Name: amy2 | Date: Nov 13th, 2007 1:13 PM
do it/ your daughter is v smart girl you must have alovely relationship. well done 

Name: Anne xoxo | Date: Nov 15th, 2007 1:35 AM
I was having sex at 16 theres nothing wrong with it. And at least she has come to you about wanting protection and to be safe. And it sounds like shes known this boy long enough to be safe and feel comfortable with him. 

Name: Lucky V | Date: Nov 22nd, 2007 4:50 AM
theres nothing wrong with having sex at 16, i would agree, unless the male was 17 or older because in some states in the US that would be considered statutory rape. I know you live in Australia, but have you heard about the Genarlo Williams statutory rape case in Georgia?

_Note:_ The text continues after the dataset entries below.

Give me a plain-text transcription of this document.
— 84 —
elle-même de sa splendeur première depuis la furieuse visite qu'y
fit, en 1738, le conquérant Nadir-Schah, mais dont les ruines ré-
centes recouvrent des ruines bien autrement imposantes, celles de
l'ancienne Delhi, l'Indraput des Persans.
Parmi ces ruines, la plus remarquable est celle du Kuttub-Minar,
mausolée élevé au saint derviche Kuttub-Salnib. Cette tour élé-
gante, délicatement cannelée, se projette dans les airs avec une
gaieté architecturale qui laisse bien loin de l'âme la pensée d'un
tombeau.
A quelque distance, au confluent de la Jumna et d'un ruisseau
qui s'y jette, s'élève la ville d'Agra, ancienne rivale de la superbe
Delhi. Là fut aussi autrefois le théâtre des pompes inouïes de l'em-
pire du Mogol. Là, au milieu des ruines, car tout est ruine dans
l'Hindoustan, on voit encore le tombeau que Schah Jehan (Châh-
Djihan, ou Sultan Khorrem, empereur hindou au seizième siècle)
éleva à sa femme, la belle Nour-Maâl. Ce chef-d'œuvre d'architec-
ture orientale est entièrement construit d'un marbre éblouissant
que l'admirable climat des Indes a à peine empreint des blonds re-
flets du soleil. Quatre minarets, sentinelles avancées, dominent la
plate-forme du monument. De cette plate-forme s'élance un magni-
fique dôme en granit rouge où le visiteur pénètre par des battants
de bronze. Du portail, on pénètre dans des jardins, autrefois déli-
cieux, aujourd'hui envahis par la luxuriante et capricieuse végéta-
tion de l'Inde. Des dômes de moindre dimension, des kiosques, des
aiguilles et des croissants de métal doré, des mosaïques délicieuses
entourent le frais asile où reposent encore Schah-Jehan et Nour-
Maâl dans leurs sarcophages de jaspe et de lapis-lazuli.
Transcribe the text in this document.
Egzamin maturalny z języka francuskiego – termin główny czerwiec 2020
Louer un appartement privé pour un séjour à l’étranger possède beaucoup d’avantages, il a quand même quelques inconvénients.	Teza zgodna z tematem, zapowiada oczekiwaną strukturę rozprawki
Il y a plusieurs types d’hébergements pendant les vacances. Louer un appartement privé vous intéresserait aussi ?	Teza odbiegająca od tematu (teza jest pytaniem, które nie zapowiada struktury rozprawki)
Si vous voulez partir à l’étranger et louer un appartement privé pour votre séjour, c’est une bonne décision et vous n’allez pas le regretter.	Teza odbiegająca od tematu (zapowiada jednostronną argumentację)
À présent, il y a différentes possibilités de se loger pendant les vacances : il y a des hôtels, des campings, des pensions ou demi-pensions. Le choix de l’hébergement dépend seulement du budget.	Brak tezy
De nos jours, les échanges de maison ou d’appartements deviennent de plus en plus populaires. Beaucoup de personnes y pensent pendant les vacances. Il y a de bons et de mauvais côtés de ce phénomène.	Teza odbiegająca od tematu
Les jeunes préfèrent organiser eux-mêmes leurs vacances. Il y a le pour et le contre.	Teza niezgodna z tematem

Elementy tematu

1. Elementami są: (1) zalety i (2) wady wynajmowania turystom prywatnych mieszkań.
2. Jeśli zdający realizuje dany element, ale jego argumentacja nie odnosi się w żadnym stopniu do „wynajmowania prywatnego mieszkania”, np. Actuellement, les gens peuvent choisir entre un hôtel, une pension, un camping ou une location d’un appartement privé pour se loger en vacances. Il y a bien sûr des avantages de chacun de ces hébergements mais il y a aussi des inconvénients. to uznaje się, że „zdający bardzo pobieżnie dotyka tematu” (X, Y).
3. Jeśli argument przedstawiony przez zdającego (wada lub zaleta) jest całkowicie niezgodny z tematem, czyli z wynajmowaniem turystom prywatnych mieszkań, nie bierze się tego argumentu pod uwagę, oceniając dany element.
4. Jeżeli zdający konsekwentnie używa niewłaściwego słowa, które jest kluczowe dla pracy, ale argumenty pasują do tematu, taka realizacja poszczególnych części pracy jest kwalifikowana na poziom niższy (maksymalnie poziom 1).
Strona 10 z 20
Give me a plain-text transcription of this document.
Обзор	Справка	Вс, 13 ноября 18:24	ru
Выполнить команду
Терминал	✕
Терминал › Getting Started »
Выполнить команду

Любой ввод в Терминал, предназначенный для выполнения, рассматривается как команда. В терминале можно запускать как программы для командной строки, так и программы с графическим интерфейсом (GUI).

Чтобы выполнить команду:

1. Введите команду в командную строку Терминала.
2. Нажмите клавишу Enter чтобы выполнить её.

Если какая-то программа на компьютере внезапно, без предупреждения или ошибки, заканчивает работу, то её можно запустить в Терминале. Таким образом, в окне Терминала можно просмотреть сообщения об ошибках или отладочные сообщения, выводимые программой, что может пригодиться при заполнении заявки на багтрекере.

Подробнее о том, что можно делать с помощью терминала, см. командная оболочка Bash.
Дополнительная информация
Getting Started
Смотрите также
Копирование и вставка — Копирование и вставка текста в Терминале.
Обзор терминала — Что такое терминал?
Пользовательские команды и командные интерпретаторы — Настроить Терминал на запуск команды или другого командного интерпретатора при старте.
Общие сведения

He was arrested and charged as an adult for having consensual oral sex with a girl that was 16 and he was 17, the age of consent in the state of Georgia. The state legislature changed the law once the story started getting quite a bit of negative press, but they authorities still didn't release him because the racist DA's position was that the "crime" occurred before the rescinding of the law. The 16 year old girl did not press charges and even testified that the sex was consensual, but the prosecutors still charged him as an adult....when you do not have a victim means this prosecution team felt that it was in the interest of the citizens of the great state of Georgia that this crime of consensual sex between a 16 yr female and 17 yr old male was so heinous that they should incarcerate him for the preservation of public safety. Do you know that even after the Georgia State Legislature rescinded the statute the prosecution still refused to follow current updated law that would make his "crime" not a crime and release him.

So if there was a law that allowed any white man the legal right of lynching any black men for no reason was in effect on april 1 and someone was scheduled to be hung from a tree naked, shot, have his genitalia removed and finally covered with tar and set on fire on april 20th, but on april 15th the legislature or supreme court ruled that the lynching black men statute was not constitutional. Would the Georgia prosecutors think that the black man should still be lynched in a most heinous and dehuminizing way because on april 1st it was the current law?